Sassy Carragher Henry was born and raised in Atlanta, Georgia and attended Mary Baldwin College in Virginia. Sassy owned and operated a business called the Sassy Tree in the 1990s. She had a particular interest and talent in preparing cut flower and potted plant arrangements, landscape design, holiday home decorating, and antiques. In addition, Sassy worked as a chef’s apprentice at an executive dining room for 3 years. This experience provided her invaluable practical and professional expertise in food preparation and planning. Brian Henry was born and raised in Lafayette, Louisiana and attended LSU in Baton Rouge. After moving to Atlanta in 1990, Brian acquired professional experience with Andersen Consulting and Coca-Cola for 10 years with experience gained in organization, business, web site development, customer service, and management. Brian and Sassy were married in 1997 and had 2 children, May May (1999) and Camille (2001).

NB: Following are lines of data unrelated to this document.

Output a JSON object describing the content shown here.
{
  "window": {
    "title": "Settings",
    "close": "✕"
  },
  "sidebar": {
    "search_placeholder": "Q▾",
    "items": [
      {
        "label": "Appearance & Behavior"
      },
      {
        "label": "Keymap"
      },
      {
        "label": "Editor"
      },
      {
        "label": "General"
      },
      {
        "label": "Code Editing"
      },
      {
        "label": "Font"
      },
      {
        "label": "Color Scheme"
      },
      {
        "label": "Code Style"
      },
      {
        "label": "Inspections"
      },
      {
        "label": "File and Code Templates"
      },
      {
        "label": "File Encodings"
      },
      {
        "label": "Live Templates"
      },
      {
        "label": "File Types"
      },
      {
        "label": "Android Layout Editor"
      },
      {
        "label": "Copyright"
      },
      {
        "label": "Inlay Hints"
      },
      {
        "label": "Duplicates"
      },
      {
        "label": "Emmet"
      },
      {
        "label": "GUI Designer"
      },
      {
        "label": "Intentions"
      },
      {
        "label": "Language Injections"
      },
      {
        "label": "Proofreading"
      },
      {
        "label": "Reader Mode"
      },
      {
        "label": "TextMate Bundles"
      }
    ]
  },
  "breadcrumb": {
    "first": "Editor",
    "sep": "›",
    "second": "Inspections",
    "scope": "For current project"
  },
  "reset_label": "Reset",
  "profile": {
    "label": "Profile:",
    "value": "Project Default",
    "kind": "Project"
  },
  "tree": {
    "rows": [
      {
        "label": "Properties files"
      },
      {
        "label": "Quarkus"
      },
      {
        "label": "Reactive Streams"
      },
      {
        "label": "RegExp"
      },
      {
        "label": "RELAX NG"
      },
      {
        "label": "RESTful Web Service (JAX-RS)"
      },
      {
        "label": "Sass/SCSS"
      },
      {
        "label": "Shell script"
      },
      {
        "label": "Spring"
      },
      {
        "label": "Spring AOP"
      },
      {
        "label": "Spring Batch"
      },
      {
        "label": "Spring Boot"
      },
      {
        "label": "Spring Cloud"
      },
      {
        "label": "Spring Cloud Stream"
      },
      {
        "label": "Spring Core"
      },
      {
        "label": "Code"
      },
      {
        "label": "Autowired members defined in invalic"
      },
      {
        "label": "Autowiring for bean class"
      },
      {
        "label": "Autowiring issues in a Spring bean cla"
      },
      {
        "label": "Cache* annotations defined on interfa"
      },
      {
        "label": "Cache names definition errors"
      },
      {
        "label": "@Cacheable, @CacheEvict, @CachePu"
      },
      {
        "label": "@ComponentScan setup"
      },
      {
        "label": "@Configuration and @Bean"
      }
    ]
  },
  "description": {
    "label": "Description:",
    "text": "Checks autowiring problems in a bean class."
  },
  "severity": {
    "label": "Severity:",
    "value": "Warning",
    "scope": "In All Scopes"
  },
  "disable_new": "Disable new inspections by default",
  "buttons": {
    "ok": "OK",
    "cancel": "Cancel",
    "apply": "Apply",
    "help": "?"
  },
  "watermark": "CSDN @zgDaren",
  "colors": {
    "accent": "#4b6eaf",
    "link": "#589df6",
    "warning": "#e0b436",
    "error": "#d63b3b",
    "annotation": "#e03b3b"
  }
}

Sassy’s family had visited Pawleys Island since she was a baby. Her uncle Bill Stallworth owned a house on the south end of Pawleys for much of her childhood and some of her fondest memories were walking through Pawleys creek catching crabs with her dad. Brian joined the Carraghers on their family vacation to Pawleys Island in 1998. Initially, Brian was reluctant to go to Pawleys Island in favor of a visit to the gulf coast where his parents lived and where he had vacationed as a child. Sassy’s insistence paid off and Brian “passed the Pawleys test” after his first week there. They were now both in love with the island of rustic old houses, Atlantic sand, uncrowded beach, and creek pluff mud.
On their 2nd trip to Pawleys Island at the Happy Times, a family friend named Mary Dean Lachicotte mentioned that Sea View Inn was “quietly” for sale. While this made for interesting conversation, it was not discussed in the vein of a possible purchase at that time. However, the family did pay a visit to Sea View for some crab divine and, of course, an opportunity to “check it out” during their summer week. They believed it was a really unique and special place, and they made particular note of the “tag bar” that was on the back porch.
Once they crossed the causeway and departed Pawleys that season, the conversation about Sea View Inn did not resurface again until the summer of 2001. At that time, the Henrys lived just north of downtown Atlanta and on the south side of “Buckhead”. They felt like they “would win the lottery” if they could make this once-in-a-lifetime opportunity a reality. They believed that their combined talents would be ideally suited us for such an endeavor. Sassy’s culinary talent, knack for planning great parties, and undeniable style; coupled with Brian’s business experience, charismatic personality, and service background…why not? They would sell themselves to Page as a “package deal”. That decision to “go for it” led to a memorable first meeting with Page over lunch at the inn in August 2001. Then followed numerous phone calls, overnighted proposals, and an unwavering hope that they could successfully overcome the odds and reach a deal. And on December 7th, they met with Page Oberlin and were informed that they were the ones. The “Pawleys Pull” was irresistible.They loaded up their belongings, 1 and 3 year old daughters and headed for Pawleys.
They left behind a house full of furniture and belongings in hopes they would later return to retrieve it once they found a home of their own. They spent the first week staying in the Cottage. Brian took charge of business operations, marketing, reservations, website, newsletters, and guest host, while Sassy focused on food planning and preparation, flowers, decorating, and also guest hosting.
Myrtle and Vertrella have been the cooks at Sea View since the early 1980’s. Their brand of lowcountry cuisine and consistent hands in the kitchen have made Sea View’s menu a favorite of Sea View guests and visitors alike. Upon arriving in 2001, Sassy Henry change the menu to include more meals that Myrtle and Vertrella would cook at their houses, and this has been very well received by the staff and guests.